The extra taxes it has already introduced and the additional tax in the pipeline makes the government’s share of the price we pay at the pump too big a proportion of the total cost.

Just like tobacco tax, the extra fuel tax (and GST on top of it) is taking tax too far.

It’s not just that people are now having to toss up between fuel and food, it’s compounded by the inflationary impact of fuel tax because all goods and every service have a fuel component. The extra taxes are making that fuel too expensive and inflating the cost of everything else.

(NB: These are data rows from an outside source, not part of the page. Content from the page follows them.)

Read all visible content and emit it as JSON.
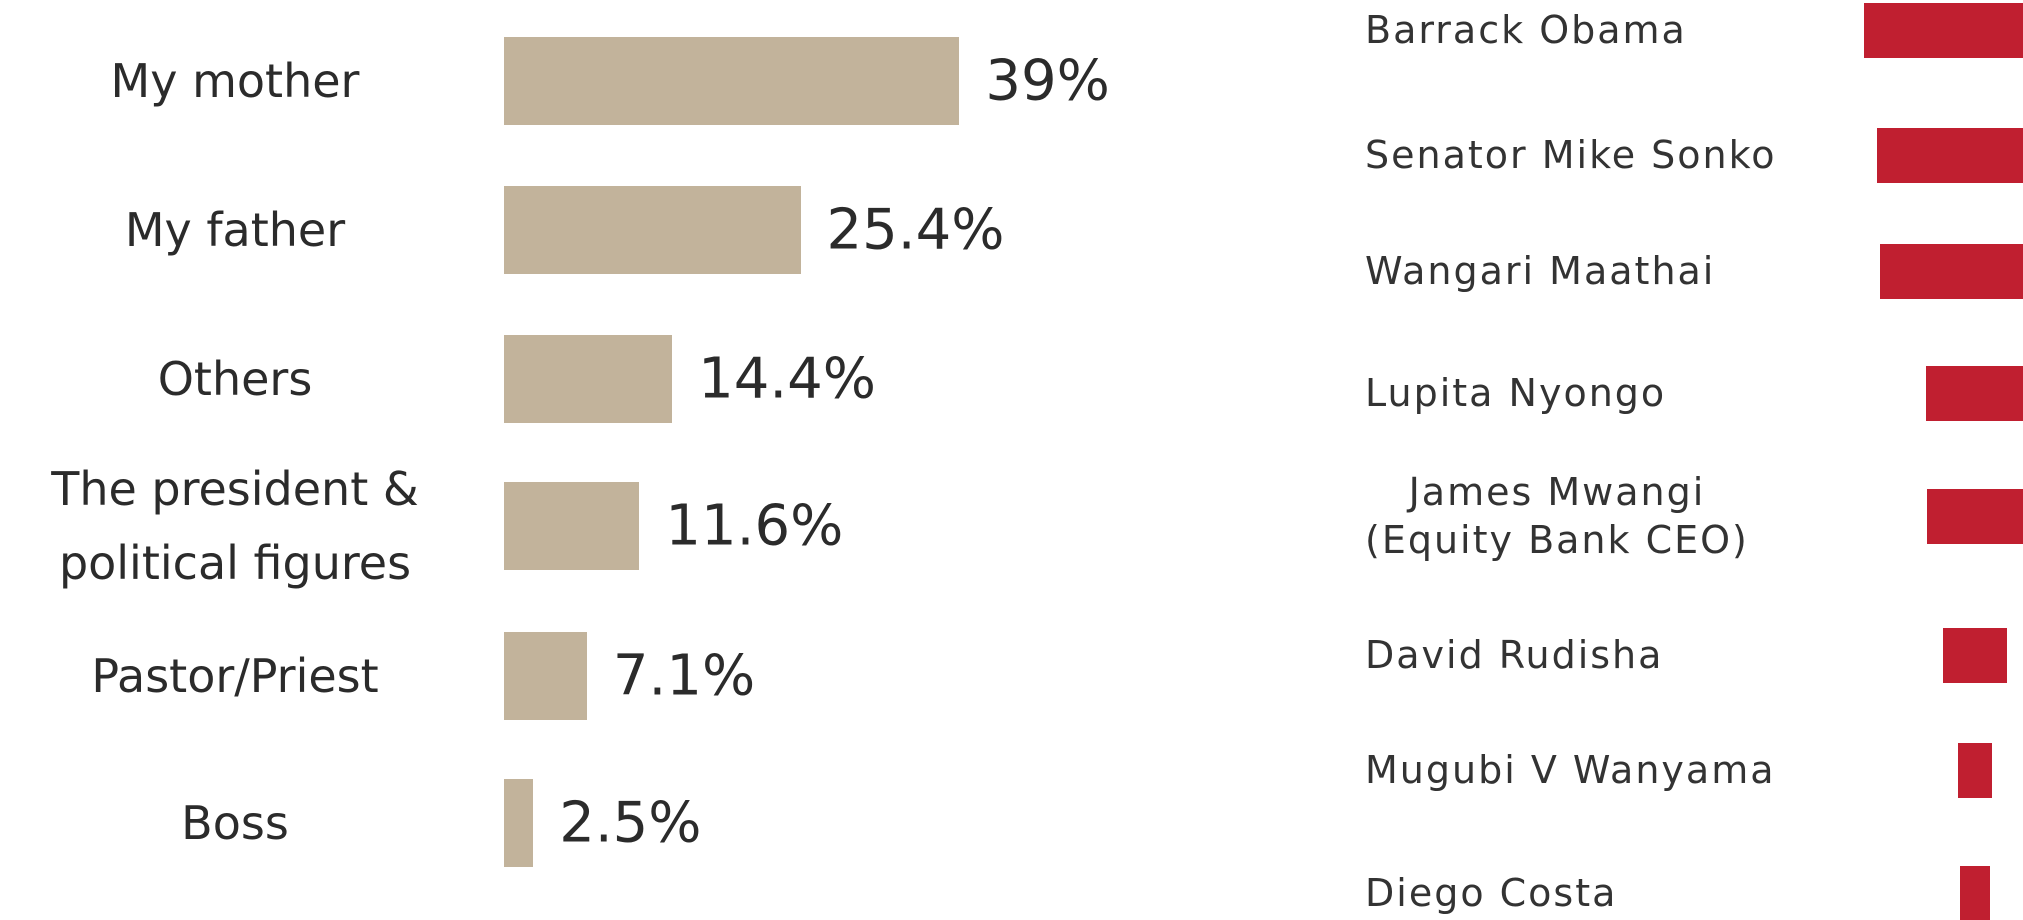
{
  "chart_data": [
    {
      "type": "bar",
      "orientation": "horizontal",
      "categories": [
        "My mother",
        "My father",
        "Others",
        "The president &\npolitical figures",
        "Pastor/Priest",
        "Boss"
      ],
      "values": [
        39,
        25.4,
        14.4,
        11.6,
        7.1,
        2.5
      ],
      "value_labels": [
        "39%",
        "25.4%",
        "14.4%",
        "11.6%",
        "7.1%",
        "2.5%"
      ],
      "color": "#c2b39b",
      "xlim": [
        0,
        40
      ]
    },
    {
      "type": "bar",
      "orientation": "horizontal",
      "align": "center",
      "categories": [
        "Barrack Obama",
        "Senator Mike Sonko",
        "Wangari Maathai",
        "Lupita Nyongo",
        "James Mwangi\n(Equity Bank CEO)",
        "David Rudisha",
        "Mugubi V Wanyama",
        "Diego Costa"
      ],
      "values": [
        8.6,
        7.6,
        7.4,
        3.8,
        3.7,
        2.5,
        1.3,
        1.2
      ],
      "color": "#c01f30",
      "xlim": [
        0,
        10
      ]
    }
  ]
}
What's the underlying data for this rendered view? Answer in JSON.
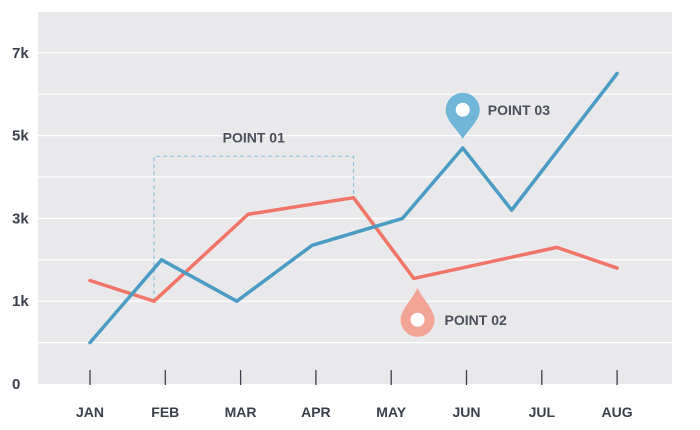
{
  "chart_data": {
    "type": "line",
    "categories": [
      "JAN",
      "FEB",
      "MAR",
      "APR",
      "MAY",
      "JUN",
      "JUL",
      "AUG"
    ],
    "y_ticks": [
      "0",
      "1k",
      "3k",
      "5k",
      "7k"
    ],
    "ylim": [
      0,
      8
    ],
    "grid": true,
    "series": [
      {
        "color": "#f07566",
        "points": [
          {
            "x": 0.0,
            "y": 2.5
          },
          {
            "x": 0.85,
            "y": 2.0
          },
          {
            "x": 2.1,
            "y": 4.1
          },
          {
            "x": 3.5,
            "y": 4.5
          },
          {
            "x": 4.3,
            "y": 2.55
          },
          {
            "x": 6.2,
            "y": 3.3
          },
          {
            "x": 7.0,
            "y": 2.8
          }
        ]
      },
      {
        "color": "#4b9cc4",
        "points": [
          {
            "x": 0.0,
            "y": 1.0
          },
          {
            "x": 0.95,
            "y": 3.0
          },
          {
            "x": 1.95,
            "y": 2.0
          },
          {
            "x": 2.95,
            "y": 3.35
          },
          {
            "x": 4.15,
            "y": 4.0
          },
          {
            "x": 4.95,
            "y": 5.7
          },
          {
            "x": 5.6,
            "y": 4.2
          },
          {
            "x": 7.0,
            "y": 7.5
          }
        ]
      }
    ],
    "annotations": {
      "point01": {
        "label": "POINT 01",
        "x_start": 0.85,
        "x_end": 3.5,
        "y_top": 5.5
      },
      "point02": {
        "label": "POINT 02",
        "x": 4.35,
        "y": 1.6,
        "color": "#f4a496"
      },
      "point03": {
        "label": "POINT 03",
        "x": 4.95,
        "y": 6.6,
        "color": "#6fb6d8"
      }
    }
  }
}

That doesn’t just impact on households and businesses. It is over-stretching budgets for hospitals, schools and the myriad providers of social services, whether or not they are not-for-profit.

The politicians’ encouragement for people to use public transport more doesn’t help these organisations.

They can’t get their supplies delivered by foot, cycle or bus and their staff can’t use those modes of transport to carry out their work.

They’re not an option for many people on shift work nor for anyone who  lives or works too far from bus routes.

When you live in the country you can do your best to minimise the times you need to go somewhere, but some travel is necessary and that requires driving your own vehicle.

When the government has a $5 billion surplus – even if big-cost items in this year’s Budget aren’t included in it – it shouldn’t be introducing any extra taxes.

It should be having a very careful look at its spending, taking a very sharp knife to every excess, and not just forgetting any more fuel tax, it must remove the extra it’s already imposed.